Stifel Fixed Income Chief Economist Lindsey Piegza said of Tuesday’s report:
This morning’s retail sales report was stronger than expected with gains in 11 of 13 categories. Furthermore, with the largest back-to-back months of increased sales in nearly two years, the October sales report suggests positive momentum in consumer activity as we look out to the final weeks of the year. Ignoring moderate job gains and declining income growth, consumers were willing to loosen their purse strings and hit the malls last month extending purchases of everything from clothing to electronics to building materials. Perhaps the uncertainty of the presidential election wasn’t such a dark cloud hanging over the American people?
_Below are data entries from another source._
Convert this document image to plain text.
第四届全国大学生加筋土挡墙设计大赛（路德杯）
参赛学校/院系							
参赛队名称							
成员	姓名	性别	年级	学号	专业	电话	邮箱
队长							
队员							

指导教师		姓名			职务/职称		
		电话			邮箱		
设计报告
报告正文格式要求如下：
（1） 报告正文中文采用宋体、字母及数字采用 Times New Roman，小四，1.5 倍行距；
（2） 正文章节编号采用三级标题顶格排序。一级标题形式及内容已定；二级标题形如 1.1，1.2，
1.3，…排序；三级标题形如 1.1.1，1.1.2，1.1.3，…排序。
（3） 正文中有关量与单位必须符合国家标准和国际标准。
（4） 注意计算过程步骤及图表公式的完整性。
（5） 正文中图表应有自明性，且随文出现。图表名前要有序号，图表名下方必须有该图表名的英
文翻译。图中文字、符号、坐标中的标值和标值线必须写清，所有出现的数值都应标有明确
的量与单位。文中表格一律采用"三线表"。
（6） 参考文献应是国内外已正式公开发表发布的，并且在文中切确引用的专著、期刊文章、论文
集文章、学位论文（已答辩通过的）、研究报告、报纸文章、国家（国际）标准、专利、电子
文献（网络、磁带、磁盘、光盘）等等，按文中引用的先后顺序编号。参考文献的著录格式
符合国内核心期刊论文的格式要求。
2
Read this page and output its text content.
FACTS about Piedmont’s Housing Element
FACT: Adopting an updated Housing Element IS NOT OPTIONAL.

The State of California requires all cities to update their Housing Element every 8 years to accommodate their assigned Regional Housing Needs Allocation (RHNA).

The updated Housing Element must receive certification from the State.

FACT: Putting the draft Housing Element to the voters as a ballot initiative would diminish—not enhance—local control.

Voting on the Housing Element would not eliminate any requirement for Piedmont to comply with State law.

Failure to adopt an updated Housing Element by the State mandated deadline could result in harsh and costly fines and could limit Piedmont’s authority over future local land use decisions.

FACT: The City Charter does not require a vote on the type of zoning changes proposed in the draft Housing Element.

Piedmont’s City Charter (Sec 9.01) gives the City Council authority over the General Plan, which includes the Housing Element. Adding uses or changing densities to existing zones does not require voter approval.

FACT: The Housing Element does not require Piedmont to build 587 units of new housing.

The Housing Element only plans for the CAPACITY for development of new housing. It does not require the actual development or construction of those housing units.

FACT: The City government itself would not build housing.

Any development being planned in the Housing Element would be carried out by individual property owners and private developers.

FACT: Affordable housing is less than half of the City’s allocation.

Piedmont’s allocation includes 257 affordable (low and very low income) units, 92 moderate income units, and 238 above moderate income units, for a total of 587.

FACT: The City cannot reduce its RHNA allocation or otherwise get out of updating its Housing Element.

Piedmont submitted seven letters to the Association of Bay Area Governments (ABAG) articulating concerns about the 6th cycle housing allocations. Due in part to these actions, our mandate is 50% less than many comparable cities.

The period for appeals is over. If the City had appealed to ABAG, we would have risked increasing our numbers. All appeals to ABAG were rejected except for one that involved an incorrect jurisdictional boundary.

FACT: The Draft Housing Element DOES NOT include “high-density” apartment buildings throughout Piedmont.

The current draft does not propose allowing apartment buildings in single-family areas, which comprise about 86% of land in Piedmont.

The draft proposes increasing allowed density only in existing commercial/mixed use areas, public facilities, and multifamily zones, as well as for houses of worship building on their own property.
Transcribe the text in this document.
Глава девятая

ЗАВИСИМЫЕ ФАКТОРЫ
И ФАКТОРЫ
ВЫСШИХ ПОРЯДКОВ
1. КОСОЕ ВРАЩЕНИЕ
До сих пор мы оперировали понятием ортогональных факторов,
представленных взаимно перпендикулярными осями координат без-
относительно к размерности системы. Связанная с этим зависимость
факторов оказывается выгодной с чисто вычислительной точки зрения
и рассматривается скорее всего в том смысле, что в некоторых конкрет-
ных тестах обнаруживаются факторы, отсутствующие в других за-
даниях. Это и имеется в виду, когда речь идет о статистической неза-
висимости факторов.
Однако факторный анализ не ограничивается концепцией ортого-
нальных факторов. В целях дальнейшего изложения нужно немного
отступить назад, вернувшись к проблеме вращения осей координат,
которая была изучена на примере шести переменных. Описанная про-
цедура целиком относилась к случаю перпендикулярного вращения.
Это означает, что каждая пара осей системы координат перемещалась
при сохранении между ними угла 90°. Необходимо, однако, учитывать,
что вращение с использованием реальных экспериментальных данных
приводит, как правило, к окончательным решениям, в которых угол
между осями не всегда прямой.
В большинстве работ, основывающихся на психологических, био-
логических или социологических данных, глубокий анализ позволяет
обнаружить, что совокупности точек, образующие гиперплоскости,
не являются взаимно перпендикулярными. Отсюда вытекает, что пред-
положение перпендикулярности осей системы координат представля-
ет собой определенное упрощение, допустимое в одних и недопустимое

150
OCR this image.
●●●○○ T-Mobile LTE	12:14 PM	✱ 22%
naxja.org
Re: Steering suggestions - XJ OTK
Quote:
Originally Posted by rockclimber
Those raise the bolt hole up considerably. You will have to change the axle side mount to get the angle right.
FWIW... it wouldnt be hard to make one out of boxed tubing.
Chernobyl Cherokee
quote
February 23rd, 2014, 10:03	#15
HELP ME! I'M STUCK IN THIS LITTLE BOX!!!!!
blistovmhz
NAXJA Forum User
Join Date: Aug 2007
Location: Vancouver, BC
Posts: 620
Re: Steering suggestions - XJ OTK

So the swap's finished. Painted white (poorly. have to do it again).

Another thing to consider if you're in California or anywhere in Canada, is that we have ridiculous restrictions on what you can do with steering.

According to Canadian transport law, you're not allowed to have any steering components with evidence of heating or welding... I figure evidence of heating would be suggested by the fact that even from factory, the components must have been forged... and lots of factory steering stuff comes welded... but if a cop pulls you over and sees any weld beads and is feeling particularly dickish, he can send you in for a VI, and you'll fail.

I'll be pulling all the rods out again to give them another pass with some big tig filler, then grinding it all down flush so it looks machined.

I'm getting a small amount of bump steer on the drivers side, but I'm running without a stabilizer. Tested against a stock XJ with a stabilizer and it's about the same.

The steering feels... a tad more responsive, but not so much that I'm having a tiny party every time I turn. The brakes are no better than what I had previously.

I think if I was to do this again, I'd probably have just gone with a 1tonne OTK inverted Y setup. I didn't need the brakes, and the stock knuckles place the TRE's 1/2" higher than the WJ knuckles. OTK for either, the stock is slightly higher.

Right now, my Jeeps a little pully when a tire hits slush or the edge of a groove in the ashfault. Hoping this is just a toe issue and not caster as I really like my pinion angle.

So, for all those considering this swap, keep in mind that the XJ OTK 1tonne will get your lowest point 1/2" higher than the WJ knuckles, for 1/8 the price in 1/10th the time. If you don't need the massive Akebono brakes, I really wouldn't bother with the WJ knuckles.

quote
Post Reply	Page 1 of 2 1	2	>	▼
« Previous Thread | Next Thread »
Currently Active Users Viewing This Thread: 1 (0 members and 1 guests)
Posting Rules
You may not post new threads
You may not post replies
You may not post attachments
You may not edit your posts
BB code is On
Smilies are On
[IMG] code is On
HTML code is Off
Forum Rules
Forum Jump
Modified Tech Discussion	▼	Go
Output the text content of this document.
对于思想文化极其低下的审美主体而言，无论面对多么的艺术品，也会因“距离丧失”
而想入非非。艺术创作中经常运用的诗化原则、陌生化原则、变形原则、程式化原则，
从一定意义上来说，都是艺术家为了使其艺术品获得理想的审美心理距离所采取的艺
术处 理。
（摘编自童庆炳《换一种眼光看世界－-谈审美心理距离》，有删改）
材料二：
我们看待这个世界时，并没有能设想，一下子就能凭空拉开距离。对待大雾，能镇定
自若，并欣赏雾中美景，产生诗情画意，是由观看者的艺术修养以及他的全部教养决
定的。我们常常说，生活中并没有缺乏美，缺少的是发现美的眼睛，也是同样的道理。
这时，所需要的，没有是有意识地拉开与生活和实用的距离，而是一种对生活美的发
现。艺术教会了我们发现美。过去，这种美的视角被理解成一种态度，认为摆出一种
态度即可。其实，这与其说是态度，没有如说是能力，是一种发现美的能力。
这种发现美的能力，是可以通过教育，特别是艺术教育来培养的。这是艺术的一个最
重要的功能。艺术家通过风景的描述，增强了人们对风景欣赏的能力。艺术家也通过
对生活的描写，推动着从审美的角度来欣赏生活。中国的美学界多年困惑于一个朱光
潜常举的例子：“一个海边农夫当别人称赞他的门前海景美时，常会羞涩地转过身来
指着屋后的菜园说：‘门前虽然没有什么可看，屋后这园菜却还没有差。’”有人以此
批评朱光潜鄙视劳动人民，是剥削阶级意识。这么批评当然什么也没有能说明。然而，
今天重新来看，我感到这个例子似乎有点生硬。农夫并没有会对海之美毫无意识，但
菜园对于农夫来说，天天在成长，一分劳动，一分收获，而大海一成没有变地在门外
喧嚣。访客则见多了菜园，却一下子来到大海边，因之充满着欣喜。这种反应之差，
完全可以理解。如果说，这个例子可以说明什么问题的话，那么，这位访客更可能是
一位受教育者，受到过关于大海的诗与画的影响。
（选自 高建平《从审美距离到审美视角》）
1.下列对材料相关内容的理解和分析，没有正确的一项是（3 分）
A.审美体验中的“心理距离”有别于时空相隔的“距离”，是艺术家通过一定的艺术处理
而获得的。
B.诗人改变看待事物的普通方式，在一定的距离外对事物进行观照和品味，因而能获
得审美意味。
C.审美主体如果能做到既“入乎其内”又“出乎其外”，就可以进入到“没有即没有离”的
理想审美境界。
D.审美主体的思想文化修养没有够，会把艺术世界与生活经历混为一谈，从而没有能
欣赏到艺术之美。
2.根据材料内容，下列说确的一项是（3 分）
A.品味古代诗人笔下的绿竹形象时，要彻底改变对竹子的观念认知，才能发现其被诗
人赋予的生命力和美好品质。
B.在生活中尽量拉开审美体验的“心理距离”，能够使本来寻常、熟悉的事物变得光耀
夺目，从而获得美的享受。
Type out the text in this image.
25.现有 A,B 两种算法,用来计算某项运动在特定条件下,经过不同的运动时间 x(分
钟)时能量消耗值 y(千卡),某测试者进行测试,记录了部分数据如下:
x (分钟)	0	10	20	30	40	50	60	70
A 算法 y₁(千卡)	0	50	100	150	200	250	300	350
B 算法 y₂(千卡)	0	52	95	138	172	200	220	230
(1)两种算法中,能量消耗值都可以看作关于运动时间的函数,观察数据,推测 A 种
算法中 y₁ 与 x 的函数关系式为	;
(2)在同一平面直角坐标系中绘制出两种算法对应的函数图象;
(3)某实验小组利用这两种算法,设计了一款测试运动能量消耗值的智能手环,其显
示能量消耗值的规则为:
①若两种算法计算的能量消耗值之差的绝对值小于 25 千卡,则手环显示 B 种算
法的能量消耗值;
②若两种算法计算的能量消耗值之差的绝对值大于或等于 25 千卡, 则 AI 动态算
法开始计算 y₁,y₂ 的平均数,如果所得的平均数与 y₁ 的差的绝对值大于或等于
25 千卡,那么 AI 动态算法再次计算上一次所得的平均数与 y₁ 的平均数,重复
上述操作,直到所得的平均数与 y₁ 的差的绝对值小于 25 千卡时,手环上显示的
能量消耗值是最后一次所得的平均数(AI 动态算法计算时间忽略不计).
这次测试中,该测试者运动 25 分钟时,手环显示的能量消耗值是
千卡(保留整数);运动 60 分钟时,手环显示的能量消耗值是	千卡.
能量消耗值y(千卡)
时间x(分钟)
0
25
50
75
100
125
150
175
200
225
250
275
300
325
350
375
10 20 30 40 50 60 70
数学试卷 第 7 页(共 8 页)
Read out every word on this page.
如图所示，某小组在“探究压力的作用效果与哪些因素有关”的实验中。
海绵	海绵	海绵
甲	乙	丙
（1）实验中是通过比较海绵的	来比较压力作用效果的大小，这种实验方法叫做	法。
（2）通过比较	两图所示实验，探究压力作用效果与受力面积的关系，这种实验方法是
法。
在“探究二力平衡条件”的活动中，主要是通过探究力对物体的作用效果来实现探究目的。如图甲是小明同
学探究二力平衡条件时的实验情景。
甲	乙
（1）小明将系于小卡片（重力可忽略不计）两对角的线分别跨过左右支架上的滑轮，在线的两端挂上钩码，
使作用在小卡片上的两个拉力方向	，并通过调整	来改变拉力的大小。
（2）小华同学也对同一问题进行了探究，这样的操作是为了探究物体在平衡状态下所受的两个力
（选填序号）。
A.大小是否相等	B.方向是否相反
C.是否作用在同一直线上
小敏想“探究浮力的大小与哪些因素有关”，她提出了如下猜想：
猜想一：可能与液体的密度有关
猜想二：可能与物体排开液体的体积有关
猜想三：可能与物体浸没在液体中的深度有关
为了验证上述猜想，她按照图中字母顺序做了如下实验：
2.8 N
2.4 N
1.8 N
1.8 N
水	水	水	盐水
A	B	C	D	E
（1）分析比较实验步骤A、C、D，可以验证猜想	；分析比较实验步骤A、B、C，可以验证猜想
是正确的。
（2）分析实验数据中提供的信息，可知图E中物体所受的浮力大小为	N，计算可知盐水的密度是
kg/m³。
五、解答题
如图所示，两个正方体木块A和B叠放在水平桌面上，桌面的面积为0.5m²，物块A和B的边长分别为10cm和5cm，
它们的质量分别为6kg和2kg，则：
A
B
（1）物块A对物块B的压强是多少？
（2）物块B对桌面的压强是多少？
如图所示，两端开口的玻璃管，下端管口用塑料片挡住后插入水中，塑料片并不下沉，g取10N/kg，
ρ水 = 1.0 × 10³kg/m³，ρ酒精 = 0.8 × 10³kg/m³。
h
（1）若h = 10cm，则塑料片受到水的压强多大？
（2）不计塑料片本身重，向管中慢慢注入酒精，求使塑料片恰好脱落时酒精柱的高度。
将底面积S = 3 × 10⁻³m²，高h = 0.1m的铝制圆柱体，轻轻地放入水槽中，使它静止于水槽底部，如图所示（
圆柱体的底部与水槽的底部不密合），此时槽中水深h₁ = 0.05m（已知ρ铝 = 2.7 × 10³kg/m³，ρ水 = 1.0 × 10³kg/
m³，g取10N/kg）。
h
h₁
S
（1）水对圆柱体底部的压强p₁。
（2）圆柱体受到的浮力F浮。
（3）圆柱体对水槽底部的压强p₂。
Perhaps optimism for a new administration sobered Americans to take advantage of deep discounts and financing opportunities as increased future growth would certainly result in higher costs and interest rates? Perhaps an unseasonably warm start to the winter kept shoppers out and about or simply pent up demand from more subdued spending habits in Q3 prompted a temporary buying of goods? Reasoning aside, this morning’s report suggests welcome improvement (momentum?) at the start of the final quarter of the year, further supporting expectations for 2.3% growth, according to the median consensus on Bloomberg. Still at 2.3%, assuming no revisions to the previous three quarters, 2016 growth would be an unimpressive 1.9%.
The advance estimates are based on a subsample of the Census Bureau’s retail and food services sample of approximately 4,700 retail and food services with their sales weighted and benchmarked to represent over three million retail and food services firms.